To begin with, RBI decided to conduct Targeted Long-Term Repo Operations (TLTRO 2.0) for an aggregate amount of Rs 50,000 crore. The Central Bank mandated that the funds availed by the banks under TLTRO should be invested in investment grade bonds, commercial paper, and non-convertible debentures of NBFCs, with at least 50 percent of the total amount availed going to small and mid-sized NBFCs and MFIs. The aim was to push the banks to lend to the NBFCs, and improve the liquidity in the sector. Another important announcement with regard to NBFCs was to treat the loans given by the NBFCs to real estate project in a similar way to that given by the commercial banks. As per the guidelines, loans given to real estate projects delayed due to reasons beyond the control of promoters can be extended by an additional one year, without treating them as NPAs. This provision brings a great relief to both NBFCs and the real estate sector. RBI has also provided Rs 50,000 crore to NABARD, SIDBI and NHB to enable them to meet sectoral credit needs.
To incentivise the banks to lend more, RBI has reduced the reverse repo rate again by 25 basis points to 3.75 percent. Reverse repo rate is the rate at which banks park their money with the RBI. On 15th April, banks parked Rs 6.9 lakh crore with the RBI through reverse repo operations. By cutting the reverse repo rate, it is expected that the banks will lend more, as it becomes less attractive for the banks to park their funds with the RBI.
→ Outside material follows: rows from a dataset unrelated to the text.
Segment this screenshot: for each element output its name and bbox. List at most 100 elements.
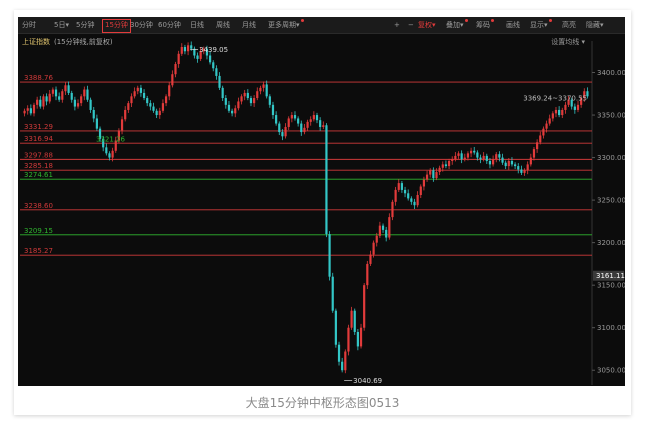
y-tick-label: 3100.00 <box>597 324 625 332</box>
candle-body <box>208 55 212 63</box>
candle-body <box>498 154 501 158</box>
candle-body <box>410 198 413 202</box>
candle-body <box>234 108 237 114</box>
candle-body <box>58 96 61 100</box>
candle-body <box>180 47 183 54</box>
candle-body <box>111 150 114 158</box>
candle-body <box>108 153 111 158</box>
candle-body <box>369 254 372 264</box>
candle-body <box>215 68 218 76</box>
candle-body <box>105 147 108 154</box>
candle-body <box>514 164 517 167</box>
candle-body <box>366 263 369 286</box>
y-tick-label: 3200.00 <box>597 239 625 247</box>
y-tick-label: 3250.00 <box>597 197 625 205</box>
candle-body <box>190 45 193 49</box>
candle-body <box>240 96 243 102</box>
pivot-level-label: 3297.88 <box>24 151 53 159</box>
candle-body <box>256 91 259 99</box>
candle-body <box>403 189 407 194</box>
candle-body <box>127 103 130 110</box>
candle-body <box>212 62 215 69</box>
candle-body <box>45 96 48 102</box>
candle-body <box>485 155 488 161</box>
candle-body <box>564 104 567 110</box>
candle-body <box>539 135 542 143</box>
candle-body <box>558 109 561 116</box>
pivot-level-label: 3285.18 <box>24 162 53 170</box>
candle-body <box>454 155 457 160</box>
candle-body <box>259 87 262 92</box>
candle-body <box>196 55 199 59</box>
candle-body <box>551 113 554 119</box>
current-price-label: 3161.11 <box>596 272 625 280</box>
candle-body <box>89 99 92 110</box>
candle-body <box>422 179 426 187</box>
candle-body <box>372 242 375 255</box>
candle-body <box>510 160 514 165</box>
candle-body <box>48 93 51 102</box>
candle-body <box>183 47 187 52</box>
y-tick-label: 3050.00 <box>597 367 625 375</box>
candle-body <box>328 234 331 277</box>
pivot-level-label: 3185.27 <box>24 247 53 255</box>
candle-body <box>350 310 353 328</box>
candle-body <box>429 170 432 175</box>
candle-body <box>80 96 83 104</box>
candle-body <box>312 115 315 120</box>
candlestick-chart[interactable]: 3400.00 3350.00 3300.00 3250.00 3200.00 3150.… <box>18 17 625 386</box>
pivot-level-label: 3388.76 <box>24 74 53 82</box>
candle-body <box>218 75 221 88</box>
candle-body <box>161 103 165 111</box>
y-tick-label: 3400.00 <box>597 69 625 77</box>
candle-body <box>39 99 42 107</box>
candle-body <box>243 92 246 97</box>
candle-body <box>319 120 322 127</box>
candle-body <box>545 123 548 129</box>
candle-body <box>334 310 337 345</box>
candle-body <box>363 285 366 328</box>
candle-body <box>309 119 312 122</box>
candle-body <box>476 152 479 158</box>
candle-body <box>124 109 127 120</box>
candle-body <box>120 119 124 131</box>
candle-body <box>495 154 498 160</box>
candle-body <box>164 96 168 104</box>
candle-body <box>482 155 485 160</box>
candle-body <box>331 276 334 311</box>
candle-body <box>287 118 290 127</box>
candle-body <box>265 84 268 97</box>
candle-body <box>168 85 171 97</box>
candle-body <box>457 153 460 156</box>
candle-body <box>284 126 287 137</box>
candle-body <box>425 174 429 180</box>
candle-body <box>92 109 95 119</box>
candle-body <box>171 74 174 86</box>
candle-body <box>542 128 545 136</box>
candle-body <box>155 110 158 116</box>
candle-body <box>227 104 231 111</box>
candle-body <box>322 125 325 127</box>
candle-body <box>262 84 265 88</box>
candle-body <box>133 91 136 97</box>
candle-body <box>451 159 454 161</box>
candle-body <box>237 101 240 109</box>
high-annotation: 3439.05 <box>199 46 228 54</box>
candle-body <box>32 104 36 114</box>
candle-body <box>73 99 76 107</box>
candle-body <box>573 106 576 110</box>
pivot-level-label: 3331.29 <box>24 123 53 131</box>
candle-body <box>359 327 363 347</box>
candle-body <box>504 162 507 167</box>
candle-body <box>469 150 473 154</box>
candle-body <box>460 153 463 160</box>
candle-body <box>353 310 356 332</box>
candle-body <box>517 166 520 170</box>
candle-body <box>397 183 400 190</box>
chart-terminal: 分时 5日▾ 5分钟 15分钟 30分钟 60分钟 日线 周线 月线 更多周期▾ + − 复权▾ 叠加▾ 筹… <box>18 17 625 386</box>
candle-body <box>391 201 394 218</box>
candle-body <box>36 99 39 105</box>
candle-body <box>526 164 529 171</box>
candle-body <box>385 229 388 238</box>
candle-body <box>290 115 293 119</box>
However, the question is whether the above measures will incentivise the banks to lend more? Though the three-month moratorium brought relief to individuals and businesses, it could have negative implications on the profitability of banks. The chances of rising NPAs, and the uncertain economic environment that is prevalent also needs to be considered. In such a scenario, it is unlikely that banks will go the extra mile to lend more.